[GNC] Upgrade to 3.x Save As (sqlite3) failing with data corruption error

John Ralls jralls at ceridwen.us
Mon Jun 25 10:07:23 EDT 2018



> On Jun 25, 2018, at 6:33 AM, Geert Janssens <geert.gnucash at kobaltwit.be> wrote:
> 
> Op maandag 25 juni 2018 13:20:10 CEST schreef Steve Alex:
>>> On Jun 25, 2018, at 3:40 AM, Geert Janssens <geert.gnucash at kobaltwit.be>
>>> wrote:> 
>>> Op maandag 25 juni 2018 01:38:35 CEST schreef salex:
>>>> I've been trying to set up a procedure where two people can access our
>>>> XML
>>>> file located on a file server and of course ran into problems and know
>>>> there are other possible problem (file marked open if you loose the
>>>> network - yes I know its single user)
>>>> 
>>>> My tests last week seemed to work, but I've been cautious. There may be
>>>> potential problems in that I'm on a Mac and the other user will be on
>>>> Windows 10.  Then the file server is a debian server.
>>>> 
>>>> I noticed that the Windows version 3.x and I was using 2.6.4.  Also
>>>> noticed
>>>> that the windows version had Postgres option. I download the new version
>>>> using brew cask wanting to try postgres for my report system,
>>>> 
>>>> I've been using a procedure for years that now seems broken.
>>>> 
>>>> I update the main book on a Mac (using xml). A few times a month I do a
>>>> "Save As" and save off an sqlite3 version in another folder inside my
>>>> GnuCash folder. I immediately open the xml version and quit.
>>>> 
>>>> I then run a bash script to backup the folder(rsync) to the debian
>>>> server.
>>>> 
>>>> The sqlite3 file is used by a Rails server to produce reports I've
>>>> developed.
>>>> 
>>>> I figured we'd use a modified procedure in that the updates would use the
>>>> XML version on the debian server (maybe a script to check dates or see if
>>>> file is open). I'd also put in a cron task to backup the folder to
>>>> another
>>>> offsite server.
>>>> 
>>>> Since I was on the server, when I did my "Save As", it was in the same
>>>> file
>>>> system. I alway just did the save as over the existing version since its
>>>> just a read only file ( just confirm overwrite message)
>>>> 
>>>> When I did that with 3.x, after confirming overwrite, I'd get an error
>>>> message saying it could complete because of data corruption.
>>> 
>>> This sounds like https://bugzilla.gnome.org/show_bug.cgi?id=789594
>>> If you remove the existing sqlite file before running a Save As, do you
>>> still get the error message about data corruption ?
>> 
>> I just saw that in the release 3.2 message, then got this reply.
>> 
>> I don’t think so. I think I set a different file name (or different folder)
>> and there was no error.
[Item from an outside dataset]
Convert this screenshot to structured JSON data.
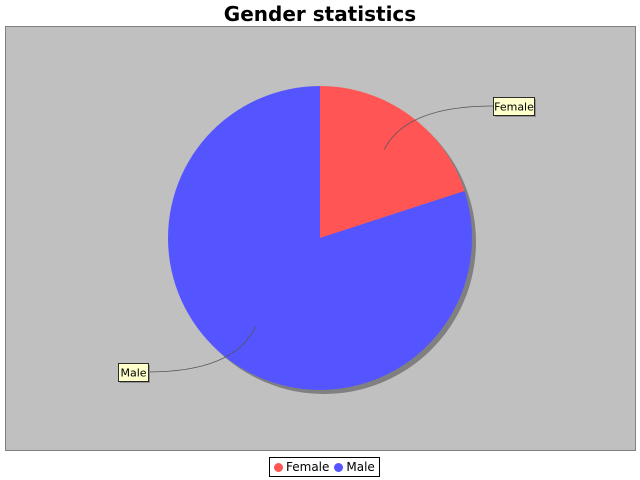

I think thats when I discovered my report system
>> broke - most likely by the date format change mentioned below.
>>>> Don't know if this is 3.x problem or not.  Switched back to 2.6 and it
>>>> worked, even working on the server version.
>>>> 
>>>> Before I switched back to 2.6, I did the save as on my mac and copied the
>>>> file the the server, I haven't verified this but my report system broke.
>>>> I
>>>> got no errors but a simple checkbook register had a balance but do ledger
>>>> lines.
>>> 
>>> We had to make some changes to the database schema that may affect your
>>> direct access to the book.
>>> 
>>> A few that come to mind:
>>> - the field format to store dates has changed (affecting many tables)
>> 
>> That is most likely it.
>> 
>> What did dates change to? Just another version of a timestamp (and not
>> YYYYMMDDHHMM ? I have lots of code (functions) that is basically taking a
>> ruby date and doing something like; def self.month_transactions(date)
>>      month = Vfwcash.yyyymm(date) # just date parser that returns string in
>> format YYYYMM trans = Tran.where('transactions.post_date BETWEEN ? and
>> ?',month+"00",month+"32").order(:post_date,:num) end
> 
> I believe the change was to
> YYYY-MM-DD HH:MM:SS
> Though I'm not sure. I haven't done this part and I'm not really using the SQL 
> backends.
> 

That’s correct. SQLite3 stores everything as strings. The old database code wrote YYYYMMDDHHMMSS, the new writes YYYY-MM-DD HH:MM:SS so that it’s consistent with what MySQL and Postgresql return.